Telles sont les paroles que Napoléon a adressées à M. de Bassano, en recevant la déclaration de guerre de l'Autriche.

Le ministre français écrit donc à M. de Metternich, pour lui communiquer les intentions de Napoléon. Mais la note de

M. de Bassano est empreinte de tant d'amertume, ses récriminations contre la politique de Vienne sont si vives, ses reproches si violents, que personne ne peut se méprendre sur le caractère de cette pièce. C'est moins une nouvelle tentative de pacification, qu'une dénonciation solennelle au monde et à l'histoire, de la perfidie autrichienne.

Depuis le mois de février, les dispositions hostiles du cabinet de Vienne contre la France sont flagrantes. Le Danemark, la Saxe, la Bavière, le Wurtemberg, la Westphalie et Naples ont leurs archives pleines de pièces qui prouvent la duplicité de l'Autriche. Metternich, par un système de protestations prodiguées d'un côté, d'insinuations répandues de l'autre, a compromis la dignité de son souverain et prostitué ce qu'il y a de plus sacré parmi les hommes, un congrès, un médiateur, le nom de la paix! Si l'Autriche voulait la guerre, pourquoi se parer d'un faux langage et entourer la France d'un tissu de piéges? Si l'Autriche voulait la paix, pouvait-elle prétendre que des négociations aussi compliquées dussent s'accomplir en vingt jours? Était-ce une volonté pacifique que celle qui consiste à dicter la paix à la France, en moins de temps qu'il n'en faut pour conclure la capitulation d'une place assiégée ? La négociation de la paix de Vienne, en 1809, lorsque la plus grande partie de la monarchie autrichienne était entre les mains des Français, a duré deux mois. L'Autriche, ennemie, couvrait son ambition du masque de médiatrice!
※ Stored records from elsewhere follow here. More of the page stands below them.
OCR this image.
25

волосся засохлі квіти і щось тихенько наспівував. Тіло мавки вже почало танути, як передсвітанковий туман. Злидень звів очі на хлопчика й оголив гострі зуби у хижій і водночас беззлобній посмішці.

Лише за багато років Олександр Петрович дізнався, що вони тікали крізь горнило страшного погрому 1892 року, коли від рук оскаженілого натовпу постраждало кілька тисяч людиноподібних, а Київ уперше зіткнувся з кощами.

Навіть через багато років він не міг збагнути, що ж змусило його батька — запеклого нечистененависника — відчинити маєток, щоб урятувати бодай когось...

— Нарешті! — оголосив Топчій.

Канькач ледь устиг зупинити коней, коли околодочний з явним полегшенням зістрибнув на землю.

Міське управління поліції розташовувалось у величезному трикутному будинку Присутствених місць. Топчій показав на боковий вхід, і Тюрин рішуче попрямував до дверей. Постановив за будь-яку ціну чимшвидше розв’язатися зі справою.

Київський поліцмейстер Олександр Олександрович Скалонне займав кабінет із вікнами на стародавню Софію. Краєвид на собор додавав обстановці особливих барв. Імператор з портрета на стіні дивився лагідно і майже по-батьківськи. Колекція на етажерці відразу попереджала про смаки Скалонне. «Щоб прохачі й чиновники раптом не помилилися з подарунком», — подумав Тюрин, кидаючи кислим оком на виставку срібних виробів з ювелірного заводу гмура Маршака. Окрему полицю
A cette appréciation si vraie, si juste, mais imprudente dans un pareil moment si l'on songeait réellement à la paix, de la duplicité du cabinet de Vienne, succède la proposition d'un congrès où toutes les puissances, grandes et petites, seront appelées; où toutes les questions seront posées; où l'on n'exigera point que cette œuvre aussi difficile que salutaire soit terminée ni dans une semaine, ni dans un mois; où l'on procédera avec la lenteur inséparable de toute opération de cette nature.

Est-ce en peu de jours que les traités d'Utrecht, de Nimègue, de Ryswick, d'Aix-la-Chapelle, ont été conclus?

L'Autriche n'accepte ni ne repousse la proposition de M. de Bassano. Tout en affirmant qu'elle saisit avec empressement une lueur d'espoir de parvenir à la pacification générale, elle déclare, « que ne pouvant décider sur un objet d'un intérêt "tout à fait commun, sans en avoir préalablement conféré << avec tous les autres alliés, les trois Cours vont incessam«ment porter à leur connaissance la proposition de la France.»> Ainsi la guerre recommencera; l'Europe se précipitera sur l'Empire; le monde subira les épouvantables bouleversements d'une lutte générale; et, dans l'un et dans l'autre camp, chacun proteste encore de son amour de la paix, de sa sollicitude pour le repos des peuples. Personne ne veut endosser, devant la postérité, la lourde responsabilité des déchirements prochains; tous cherchent à se tromper, à donner le change sur leurs véritables propensions; et si, en ce moment, une puissance supérieure aux puissances humaines, une de ces interventions divines, comme l'histoire des temps fabuleux nous en montre dans les guerres héroïques, se jetait tout à coup entre les deux partis : remettant et maintenant chaque chose à sa place, forçant la France à s'asseoir paisible sur les bords du Rhin, la Russie à reprendre la route de ses vastes provinces, rendant l'Allemagne à la liberté, la Prusse et l'Autriche à leurs anciennes limites; si la pacification et l'équilibre européen, après lesquels, des deux côtés, on feint de courir, venaient ainsi à être imposés au monde ; la coalition maudirait une paix qui laisserait debout son ennemi, et Napoléon renoncerait avec douleur aux chances des batailles, dans lesquelles il espère encore pour reconquérir l'empire du continent.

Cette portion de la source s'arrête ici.